If watching the last shuttle launch was a poignant moment for Bolden, it was a revelation for Allison Marsh, an assistant professor at USC specializing in public history with interests in the history of technology and the history of tourism.

“In my area of history we don’t really deal with the nuts and bolts of a thing like the space program,” she said. “I deal with public history, the things that make an event significant to the people of a particular time.”

Marsh said people watching on TV actually got a far better view of the shuttle launch.

“We were about eight miles away from the launch pad,” she said. “And a line of trees blocked the sight of the shuttle and gantry, so we couldn’t see the ignition and actual liftoff.”

But what Marsh did get was the impressions of the crowd, which didn’t come through to the TV viewers.

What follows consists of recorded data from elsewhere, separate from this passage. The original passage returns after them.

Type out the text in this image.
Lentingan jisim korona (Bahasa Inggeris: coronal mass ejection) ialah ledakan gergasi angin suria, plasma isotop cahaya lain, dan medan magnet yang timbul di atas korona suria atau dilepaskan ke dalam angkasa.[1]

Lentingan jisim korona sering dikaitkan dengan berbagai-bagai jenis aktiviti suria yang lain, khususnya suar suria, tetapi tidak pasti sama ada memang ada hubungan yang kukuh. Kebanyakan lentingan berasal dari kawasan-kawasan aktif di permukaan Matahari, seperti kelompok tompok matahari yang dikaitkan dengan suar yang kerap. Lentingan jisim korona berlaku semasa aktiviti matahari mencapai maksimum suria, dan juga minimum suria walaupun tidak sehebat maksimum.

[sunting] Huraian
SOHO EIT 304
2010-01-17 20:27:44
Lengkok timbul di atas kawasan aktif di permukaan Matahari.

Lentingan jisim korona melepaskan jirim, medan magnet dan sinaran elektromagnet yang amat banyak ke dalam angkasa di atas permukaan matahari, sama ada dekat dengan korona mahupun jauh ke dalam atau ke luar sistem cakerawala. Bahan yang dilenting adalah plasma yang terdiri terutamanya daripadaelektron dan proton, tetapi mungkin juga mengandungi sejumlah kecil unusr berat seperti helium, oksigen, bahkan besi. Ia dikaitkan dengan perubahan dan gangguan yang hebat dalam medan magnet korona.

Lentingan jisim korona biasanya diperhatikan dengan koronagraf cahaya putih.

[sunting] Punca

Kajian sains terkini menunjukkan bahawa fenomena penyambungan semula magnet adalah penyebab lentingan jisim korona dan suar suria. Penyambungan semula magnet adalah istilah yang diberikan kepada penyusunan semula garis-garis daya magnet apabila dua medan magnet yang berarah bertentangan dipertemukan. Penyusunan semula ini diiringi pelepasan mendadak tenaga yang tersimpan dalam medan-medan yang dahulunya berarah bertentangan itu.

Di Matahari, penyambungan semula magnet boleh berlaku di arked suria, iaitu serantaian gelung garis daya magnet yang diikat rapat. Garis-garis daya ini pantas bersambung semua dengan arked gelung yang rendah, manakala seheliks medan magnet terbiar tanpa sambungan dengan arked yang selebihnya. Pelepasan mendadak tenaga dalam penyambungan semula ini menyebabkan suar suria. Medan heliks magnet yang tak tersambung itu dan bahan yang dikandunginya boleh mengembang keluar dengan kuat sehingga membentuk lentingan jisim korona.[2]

“There were people from all over the world there that day and there was such an overwhelming feeling of excitement about seeing the last launch and sorrow because it was the last launch,” she said. “It’s the kind of thing I wish I could convey to my students… that sense of wonder, or importance.”

Marsh is very much a child of the shuttle program era and some of her earliest memories are of watching the shuttle on TV.

“This was so much better because of the tremendous feeling of kinship among the people who made the trip to Florida,” she said.

South Carolina’s kinship with the space program goes deeper than just astronauts and science experiments. The textile mill in Slater had a role in producing the fabric used for the Apollo 11 spacesuits worn by the men who walked on the moon.

Every shuttle, including Atlantis on the last mission, landed on Michelin tires produced by Michelin North America, which is headquartered in Greenville. Michelin makes the tires at its plant in Norwood, N.C., near Charlotte.

Bolden said the space program will continue without the shuttles, and he’s confident there will be an eventual return to manned space flight.

But the budget in the coming years is thin in the kind of funding that makes manned flight possible.

“We’ll do the best with what we’re given,” he said. “I can see a day when we walk on the moon again, or on Mars.”

Bolden’s is the same kind of spirit that John Kennedy had, the kind of spirit that took Ron McNair from the tobacco fields of Lake City to MIT and on into earth orbit.

“I made up my mind, at age 7, that I was going to the Naval Academy,” he said. “My parents, who were both educators, set high standards and helped me live up to them.

“I never wanted to be a Marine (he is a retired Marine general) and I never thought I’d be an astronaut, but I was.”